Organizers: Alessandro Piscopo (BBC), Oana Inel (University of Zurich), Sanne Vrijenhoek (University of Amsterdam), Martijn Millecamp (AE) and Krisztian Balog (Google)
Measuring the Quality of Explanations in Recommender Systems—is the first workshop that aims to promote discussion upon future research and practice directions around evaluation methodologies for explanations in recommender systems. This half day workshop aims to promote discussion and outline previous, current, and future research directions in the field of explanations in recommender systems, by bringing together researchers and practitioners from academia and industry. In particular, we want to stimulate reflections around methods to systematically and holistically assess explanation approaches and goals, at the interplay between organisational and human values.
Organizers: Anett Hoppe (Leibniz Information Centre for Science & Technology), Jiqun Liu (University of Oklahoma), Ran Yu (University of Bonn)
Web search is one of the most ubiquitous online activities and often used as a starting point to learn, i. e., to acquire or extend one’s knowledge about certain topics or procedures. When learning by searching the Web, individuals are confronted with an unprecedented amount of information in various forms and varying quality. Thus, successful learning on the Web requires high degrees of self-regulation and should be supported by the adequate design of search, recommendation, and training tools.

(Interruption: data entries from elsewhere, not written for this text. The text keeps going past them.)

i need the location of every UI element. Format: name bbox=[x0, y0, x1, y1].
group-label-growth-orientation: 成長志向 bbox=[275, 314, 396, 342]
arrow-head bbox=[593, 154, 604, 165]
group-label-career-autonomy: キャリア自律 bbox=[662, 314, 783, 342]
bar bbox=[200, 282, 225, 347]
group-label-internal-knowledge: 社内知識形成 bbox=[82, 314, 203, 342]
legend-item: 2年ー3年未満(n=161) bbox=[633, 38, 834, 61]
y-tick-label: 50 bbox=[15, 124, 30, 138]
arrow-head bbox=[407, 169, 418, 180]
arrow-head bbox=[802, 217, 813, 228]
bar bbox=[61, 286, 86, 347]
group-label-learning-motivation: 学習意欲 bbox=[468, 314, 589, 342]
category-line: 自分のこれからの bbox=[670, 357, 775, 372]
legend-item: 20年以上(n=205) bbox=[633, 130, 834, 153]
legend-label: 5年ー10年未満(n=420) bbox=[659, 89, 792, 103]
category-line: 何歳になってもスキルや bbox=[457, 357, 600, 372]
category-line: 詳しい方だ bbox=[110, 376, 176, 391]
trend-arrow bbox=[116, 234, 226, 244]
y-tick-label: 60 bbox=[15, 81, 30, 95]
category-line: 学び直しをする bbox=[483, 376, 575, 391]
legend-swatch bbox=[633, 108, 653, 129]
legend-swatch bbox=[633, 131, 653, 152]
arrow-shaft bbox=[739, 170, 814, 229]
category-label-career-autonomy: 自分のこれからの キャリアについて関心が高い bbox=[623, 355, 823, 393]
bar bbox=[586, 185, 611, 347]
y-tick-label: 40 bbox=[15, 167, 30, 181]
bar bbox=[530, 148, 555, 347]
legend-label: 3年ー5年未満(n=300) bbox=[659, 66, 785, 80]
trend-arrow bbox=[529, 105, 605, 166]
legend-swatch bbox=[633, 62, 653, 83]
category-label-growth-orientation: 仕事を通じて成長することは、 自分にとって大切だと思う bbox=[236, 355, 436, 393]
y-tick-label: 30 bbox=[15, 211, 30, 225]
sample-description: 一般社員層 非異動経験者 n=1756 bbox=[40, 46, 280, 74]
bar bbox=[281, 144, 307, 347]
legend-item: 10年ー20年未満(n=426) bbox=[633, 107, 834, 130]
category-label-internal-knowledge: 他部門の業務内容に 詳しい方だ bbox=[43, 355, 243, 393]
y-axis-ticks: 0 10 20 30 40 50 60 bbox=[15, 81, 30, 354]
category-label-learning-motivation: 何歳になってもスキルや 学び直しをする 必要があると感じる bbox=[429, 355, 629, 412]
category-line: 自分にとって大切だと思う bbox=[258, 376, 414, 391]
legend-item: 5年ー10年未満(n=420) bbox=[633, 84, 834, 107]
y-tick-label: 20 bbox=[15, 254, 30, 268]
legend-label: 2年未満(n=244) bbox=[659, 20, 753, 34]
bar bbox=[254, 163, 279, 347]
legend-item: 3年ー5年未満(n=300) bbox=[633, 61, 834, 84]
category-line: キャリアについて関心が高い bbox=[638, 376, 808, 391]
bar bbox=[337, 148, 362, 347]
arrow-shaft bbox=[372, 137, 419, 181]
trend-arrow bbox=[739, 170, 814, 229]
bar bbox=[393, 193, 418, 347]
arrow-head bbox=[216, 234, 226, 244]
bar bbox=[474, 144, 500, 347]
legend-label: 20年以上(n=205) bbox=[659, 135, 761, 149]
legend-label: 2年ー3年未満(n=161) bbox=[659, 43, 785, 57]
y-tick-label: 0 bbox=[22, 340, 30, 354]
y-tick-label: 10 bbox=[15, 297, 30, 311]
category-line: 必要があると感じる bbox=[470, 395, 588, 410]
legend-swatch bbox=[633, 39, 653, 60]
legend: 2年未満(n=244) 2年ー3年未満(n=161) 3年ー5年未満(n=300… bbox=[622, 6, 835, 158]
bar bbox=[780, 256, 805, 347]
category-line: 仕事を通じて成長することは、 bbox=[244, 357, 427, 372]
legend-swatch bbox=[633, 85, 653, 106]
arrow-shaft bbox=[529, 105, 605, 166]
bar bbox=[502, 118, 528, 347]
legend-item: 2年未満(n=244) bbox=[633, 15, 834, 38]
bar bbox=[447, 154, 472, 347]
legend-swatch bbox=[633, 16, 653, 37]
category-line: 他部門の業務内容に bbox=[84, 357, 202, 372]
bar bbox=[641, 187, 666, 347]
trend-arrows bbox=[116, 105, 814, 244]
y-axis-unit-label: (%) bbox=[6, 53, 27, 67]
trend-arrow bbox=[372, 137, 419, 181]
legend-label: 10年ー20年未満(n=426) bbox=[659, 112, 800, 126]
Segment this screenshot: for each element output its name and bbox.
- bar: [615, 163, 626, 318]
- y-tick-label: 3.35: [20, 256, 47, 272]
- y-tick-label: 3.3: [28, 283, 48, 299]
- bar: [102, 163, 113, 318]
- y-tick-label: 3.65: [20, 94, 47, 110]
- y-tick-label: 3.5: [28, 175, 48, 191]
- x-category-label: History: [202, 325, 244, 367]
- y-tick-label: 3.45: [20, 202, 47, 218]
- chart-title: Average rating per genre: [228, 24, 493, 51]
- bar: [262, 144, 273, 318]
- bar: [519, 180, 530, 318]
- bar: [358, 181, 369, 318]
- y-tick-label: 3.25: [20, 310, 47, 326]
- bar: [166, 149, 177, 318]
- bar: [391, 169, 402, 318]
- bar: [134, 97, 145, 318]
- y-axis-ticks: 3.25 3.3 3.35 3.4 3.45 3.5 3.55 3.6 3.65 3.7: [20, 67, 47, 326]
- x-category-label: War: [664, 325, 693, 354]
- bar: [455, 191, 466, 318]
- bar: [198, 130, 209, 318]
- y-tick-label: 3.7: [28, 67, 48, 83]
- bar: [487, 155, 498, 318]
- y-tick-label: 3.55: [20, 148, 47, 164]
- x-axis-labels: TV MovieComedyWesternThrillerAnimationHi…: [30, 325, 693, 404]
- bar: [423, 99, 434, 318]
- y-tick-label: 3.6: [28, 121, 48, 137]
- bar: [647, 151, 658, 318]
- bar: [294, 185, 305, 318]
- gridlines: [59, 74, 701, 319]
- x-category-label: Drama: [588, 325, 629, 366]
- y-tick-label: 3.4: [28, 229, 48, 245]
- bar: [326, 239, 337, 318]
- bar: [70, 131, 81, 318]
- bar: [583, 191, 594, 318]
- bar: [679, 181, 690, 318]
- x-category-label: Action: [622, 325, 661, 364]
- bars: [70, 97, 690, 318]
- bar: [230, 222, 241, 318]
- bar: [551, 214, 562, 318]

This creates a highly interdisciplinary research area at the intersection of information retrieval, human-computer interaction, psychology, and educational sciences. Search as Learning (SAL) research examines the relationships between querying, navigation, media consumption behavior, and the learning outcomes during Web search, how they can be measured, predicted, and supported.